TOKYO -- Japanese stocks' post-election rally continues on the back of a weakening yen. But skepticism that the yen will keep falling has dampened sentiment in areas such as the automotive sector, curbing what could otherwise be a market-wide blowout.
The Nikkei Stock Average has recovered handsomely from a plunge immediately following the election of Donald Trump as U.S. president, climbing 1.1% to 17,862 on Wednesday. The psychologically significant 18,000 mark is now within reach, with the index having risen 4% since Nov. 8.
A Trump presidency was hardly the only surprise to come out of the election. The yen, expected to rapidly strengthen in the event of a Trump victory, has instead weakened by nearly 5 yen to the dollar over the past week, and stood at the 109 level -- the weakest in around five and a half months -- Wednesday. If that rate holds, operating profit at 25 leading Japanese companies for the six months through March 2017 will receive a roughly 400 billion yen ($3.65 billion) boost. Some 80% of that windfall would go to seven companies, including Toyota Motor.
A weak yen typically leads to impulse buying of export stocks. But investors are more circumspect this time around, at least in the auto sector. Japanese automakers did rally Wednesday. But Suzuki Motor ended the day 6% below its Nov. 8 level. Mitsubishi Motors is down 2%, while Nissan Motor has slipped 0.5%. This runs counter to the wider market's surge and hefty gains by other exporters. Construction equipment maker Komatsu, for example, has climbed 12% despite Trump making an unfavorable comparison to Caterpillar of the U.S., while Mitsubishi Materials has risen 13.9% even amid potential fallout from the president-elect's trade protectionism.
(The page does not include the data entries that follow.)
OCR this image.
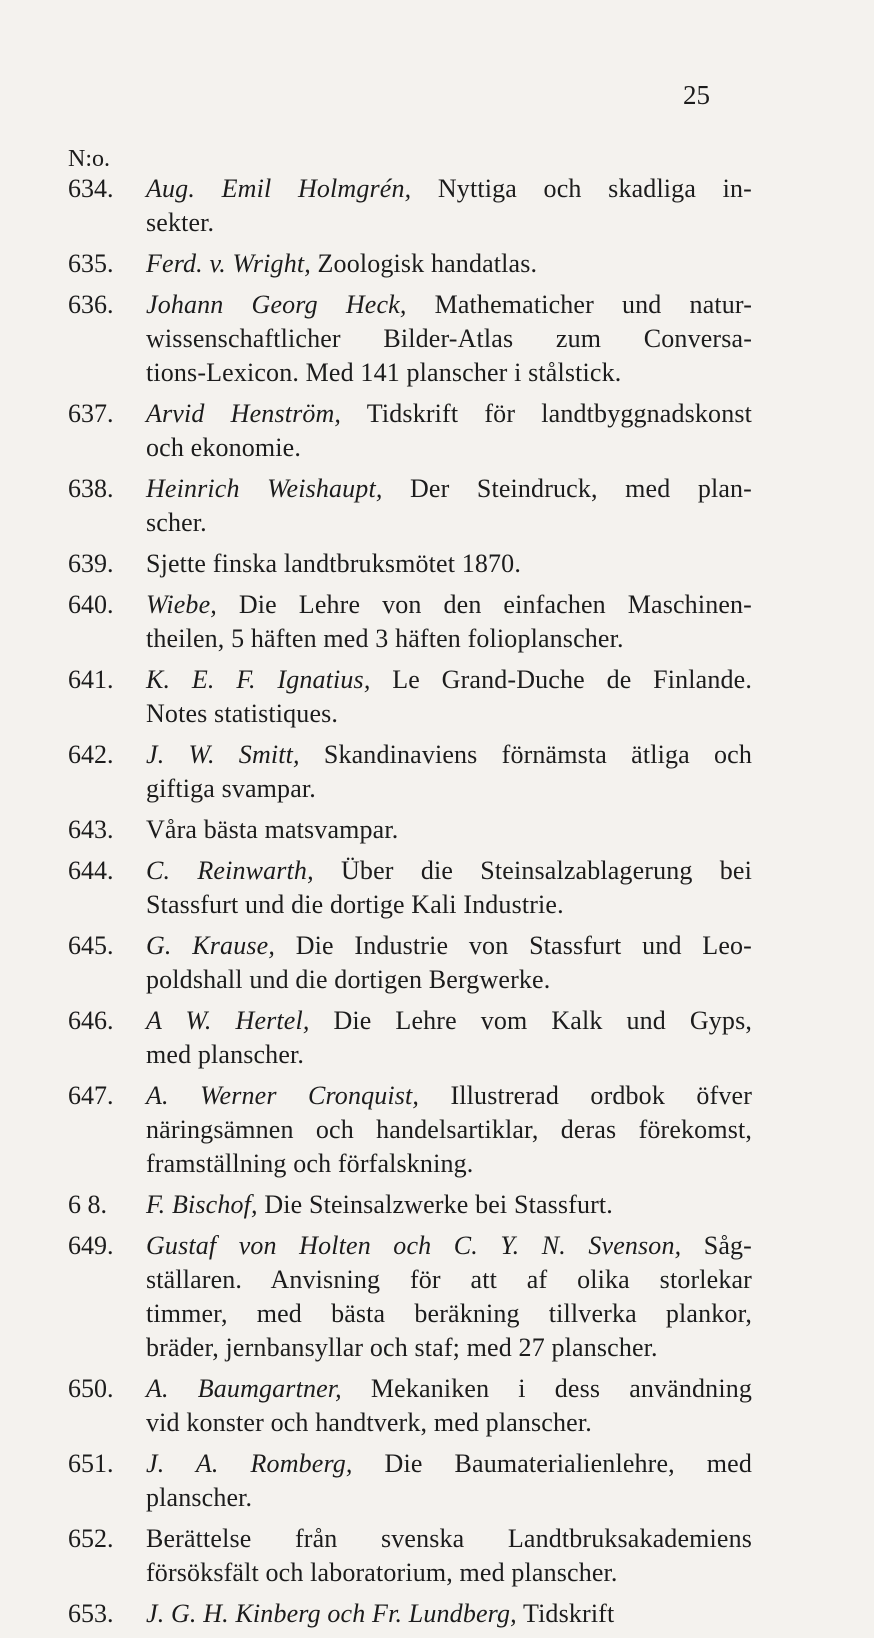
25
N:o.
634. Aug. Emil Holmgrén, Nyttiga och skadliga in-
sekter.
635. Ferd. v. Wright, Zoologisk handatlas.
636. Johann Georg Heck, Mathematicher und natur-
wissenschaftlicher Bilder-Atlas zum Conversa-
tions-Lexicon. Med 141 planscher i stålstick.
637. Arvid Henström, Tidskrift för landtbyggnadskonst
och ekonomie.
638. Heinrich Weishaupt, Der Steindruck, med plan-
scher.
639. Sjette finska landtbruksmötet 1870.
640. Wiebe, Die Lehre von den einfachen Maschinen-
theilen, 5 häften med 3 häften folioplanscher.
641. K. E. F. Ignatius, Le Grand-Duche de Finlande.
Notes statistiques.
642. J. W. Smitt, Skandinaviens förnämsta ätliga och
giftiga svampar.
643. Våra bästa matsvampar.
644. C. Reinwarth, Über die Steinsalzablagerung bei
Stassfurt und die dortige Kali Industrie.
645. G. Krause, Die Industrie von Stassfurt und Leo-
poldshall und die dortigen Bergwerke.
646. A W. Hertel, Die Lehre vom Kalk und Gyps,
med planscher.
647. A. Werner Cronquist, Illustrerad ordbok öfver
näringsämnen och handelsartiklar, deras förekomst,
framställning och förfalskning.
6 8. F. Bischof, Die Steinsalzwerke bei Stassfurt.
649. Gustaf von Holten och C. Y. N. Svenson, Såg-
ställaren. Anvisning för att af olika storlekar
timmer, med bästa beräkning tillverka plankor,
bräder, jernbansyllar och staf; med 27 planscher.
650. A. Baumgartner, Mekaniken i dess användning
vid konster och handtverk, med planscher.
651. J. A. Romberg, Die Baumaterialienlehre, med
planscher.
652. Berättelse från svenska Landtbruksakademiens
försöksfält och laboratorium, med planscher.
653. J. G. H. Kinberg och Fr. Lundberg, Tidskrift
"There's no way I'm buying auto stocks right now, even if the yen is weak," an official at a Japanese asset management firm said. Instead, the company has begun shifting assets into electronics stocks, which are undervalued and offer brisk earnings. The dollar's current strength rests on the fact that markets "are only looking at the upsides of Trump's economic policies," the official said.
A rise in U.S. long-term interest rates, fueled by the prospect of tax cuts and infrastructure investment, accounts for the surge in yen-selling. But Trump remains a black box in terms of true political convictions: the bombastic, protectionist rhetoric on trade that defined the president-elect's campaign has largely quieted down since his victory, for example. "The yen's weakness could stick around only until January, when specific policy plans are revealed," said Mitsushige Akino of Ichiyoshi Asset Management.
Pitfalls for carmakers
Yet despite uncertainty in the foreign exchange market, investors across the world are still seeking out value stocks and shares linked to broader economic performance. Under ordinary circumstances, this interest should extend to automakers, where performance rests on consumer spending. But several other factors make those shares' prospects tough to nail down.
First is Trump's pledge to slap hefty tariffs on imports from Mexico. This would weigh heavily on Japanese automakers such as Nissan and Mazda Motor, and could impact parts makers such as TPR, whose shares have slid 4.6% since Election Day.
Shifts in emerging-market currencies and slowing emerging economies are another concern. Companies such as Suzuki, which holds a large share of the Indian auto market, and Mitsubishi Motors, which boasts strong Southeast Asian operations, have fared particularly poorly over the past week.
Trump's "America-first" ideology could hurt Japanese automakers as well. While past trade friction between Japan and the U.S. is unlikely to rear its head, U.S. consumers could still feel pressure to buy American.
But not all export stocks are feeling the crunch. Toyota and Honda Motor, for example, continue to pull in investors who see the automakers absorbing whatever punches the Trump administration throws. The market seems to have faith in Sony's earnings power as well, thanks to structural reforms in recent years.
At a glance, investors seem still to be in the throes of a Trump fever. But a shift in focus back to earnings potential has begun beneath the surface.